Fortunately, we saw the problem through messages from the affected server in our centralized syslog. But syslog messages are easy to miss. We would like to be able to detect a similar situation in another way, such that it can show up in one of your alarming tools (Nagios, preferably).
So I performed an SNMP-walk in the SW-MIB::swFCPortEntry branch of one of our Brocade 5100 FC-switches. Then I partly pulled a connector from a port; according to the LEDs on the switch, the connector was still connected, but the involved server's syslog became full of complaints. I subsequently performed a number of SNMP-walks with various intervals.

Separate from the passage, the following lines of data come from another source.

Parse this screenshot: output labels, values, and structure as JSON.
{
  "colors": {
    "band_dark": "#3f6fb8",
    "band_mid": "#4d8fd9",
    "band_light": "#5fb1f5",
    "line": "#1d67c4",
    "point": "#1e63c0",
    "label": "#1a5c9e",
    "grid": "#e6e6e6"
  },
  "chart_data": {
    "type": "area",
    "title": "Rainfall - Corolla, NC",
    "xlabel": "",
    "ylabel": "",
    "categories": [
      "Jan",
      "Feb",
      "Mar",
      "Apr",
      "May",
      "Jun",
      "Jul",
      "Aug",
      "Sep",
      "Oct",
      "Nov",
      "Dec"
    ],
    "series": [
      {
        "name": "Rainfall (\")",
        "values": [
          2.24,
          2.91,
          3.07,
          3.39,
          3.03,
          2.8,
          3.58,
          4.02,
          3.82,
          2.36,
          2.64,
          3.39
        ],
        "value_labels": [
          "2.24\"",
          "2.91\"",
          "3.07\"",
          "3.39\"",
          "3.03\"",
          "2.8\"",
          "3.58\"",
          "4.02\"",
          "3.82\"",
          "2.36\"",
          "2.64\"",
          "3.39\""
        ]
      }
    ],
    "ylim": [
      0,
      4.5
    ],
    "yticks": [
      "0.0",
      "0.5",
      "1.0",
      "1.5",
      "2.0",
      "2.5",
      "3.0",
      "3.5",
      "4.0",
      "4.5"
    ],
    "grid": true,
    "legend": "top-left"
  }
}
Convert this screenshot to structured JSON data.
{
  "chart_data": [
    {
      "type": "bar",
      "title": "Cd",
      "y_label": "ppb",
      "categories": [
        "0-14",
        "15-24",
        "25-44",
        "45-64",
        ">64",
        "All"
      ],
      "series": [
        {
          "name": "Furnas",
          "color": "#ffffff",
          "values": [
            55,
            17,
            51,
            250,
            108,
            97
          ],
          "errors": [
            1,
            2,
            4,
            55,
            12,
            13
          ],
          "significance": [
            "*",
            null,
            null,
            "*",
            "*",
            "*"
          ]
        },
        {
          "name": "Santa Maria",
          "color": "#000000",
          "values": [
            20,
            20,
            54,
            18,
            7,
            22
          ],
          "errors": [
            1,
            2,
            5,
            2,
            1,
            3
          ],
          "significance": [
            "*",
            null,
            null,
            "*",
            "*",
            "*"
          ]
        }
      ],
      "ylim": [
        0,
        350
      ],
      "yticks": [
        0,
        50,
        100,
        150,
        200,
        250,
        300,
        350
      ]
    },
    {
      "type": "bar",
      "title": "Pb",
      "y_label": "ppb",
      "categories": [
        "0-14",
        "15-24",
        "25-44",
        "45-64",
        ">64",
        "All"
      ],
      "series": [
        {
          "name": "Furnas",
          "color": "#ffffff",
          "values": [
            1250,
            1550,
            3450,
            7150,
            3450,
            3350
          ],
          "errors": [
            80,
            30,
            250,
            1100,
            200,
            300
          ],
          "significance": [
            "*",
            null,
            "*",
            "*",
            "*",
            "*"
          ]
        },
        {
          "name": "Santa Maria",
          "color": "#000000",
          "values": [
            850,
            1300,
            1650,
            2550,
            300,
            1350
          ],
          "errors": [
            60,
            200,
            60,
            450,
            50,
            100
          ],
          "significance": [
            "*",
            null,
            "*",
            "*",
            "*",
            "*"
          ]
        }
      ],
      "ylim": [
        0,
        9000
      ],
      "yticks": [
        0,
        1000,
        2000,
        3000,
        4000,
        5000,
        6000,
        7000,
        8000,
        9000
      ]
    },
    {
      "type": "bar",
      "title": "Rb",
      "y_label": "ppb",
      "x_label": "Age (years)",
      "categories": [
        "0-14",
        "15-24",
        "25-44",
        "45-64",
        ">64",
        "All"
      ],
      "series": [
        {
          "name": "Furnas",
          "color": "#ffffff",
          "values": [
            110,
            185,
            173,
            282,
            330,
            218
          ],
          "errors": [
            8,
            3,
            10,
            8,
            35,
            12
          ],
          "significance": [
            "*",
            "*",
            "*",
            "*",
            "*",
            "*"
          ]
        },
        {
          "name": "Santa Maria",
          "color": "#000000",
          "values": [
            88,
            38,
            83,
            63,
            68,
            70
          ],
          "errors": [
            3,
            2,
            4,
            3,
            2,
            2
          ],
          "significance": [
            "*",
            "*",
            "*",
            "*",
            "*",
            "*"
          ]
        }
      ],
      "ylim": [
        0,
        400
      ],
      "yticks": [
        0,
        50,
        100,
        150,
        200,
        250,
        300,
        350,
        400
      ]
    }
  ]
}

Finally, I looked at the various counters.
What I saw: Right after the incident, the value for SW-MIB::swFCPortRxBadOs rose sharply, but then it leveled out, even though the connector was still loosely connected (and the server was still complaining).
In the Port Administration web/java tool, I saw that the port's speed was now "N2"; I believe it was N4 before the change. But as some of our connectors may very well communicate at N2 speed in the normal situation, this cannot be used to detect loose connectors.
I also looked at counters in the FIBRE-CHANNEL-FE-MIB::fcFeMIB part of the SNMP tree, but found no useful counters there: No counter seemed to be able to provide a snapshot of current loose connectors.
Is there something I'm overlooking? Is there a way for us to discover when there is a loose connector in one of our Brocade switches?
Troels Arvin, Copenhagen
03-10-2011 09:02 AM
I think it would be difficult to do as no mechanism is in place which measures or triggers if a connector is not seated properly.
But if you really want this, you're best bet would be to monitor link -losses -failures etc., from the SW-MIB:swEndDevice tree in combination with errors (order discard bados portspeed etc) from the SW-MIB:swFCPort tree.
On other option is too set portspeed fixed to max speed the FCHBA supports. Your 4G port for example wouldn't step down in speed but would lose sync (which can be measured). I'm not sure if that works for 2G port as a lose connector from your example was happy at 2G.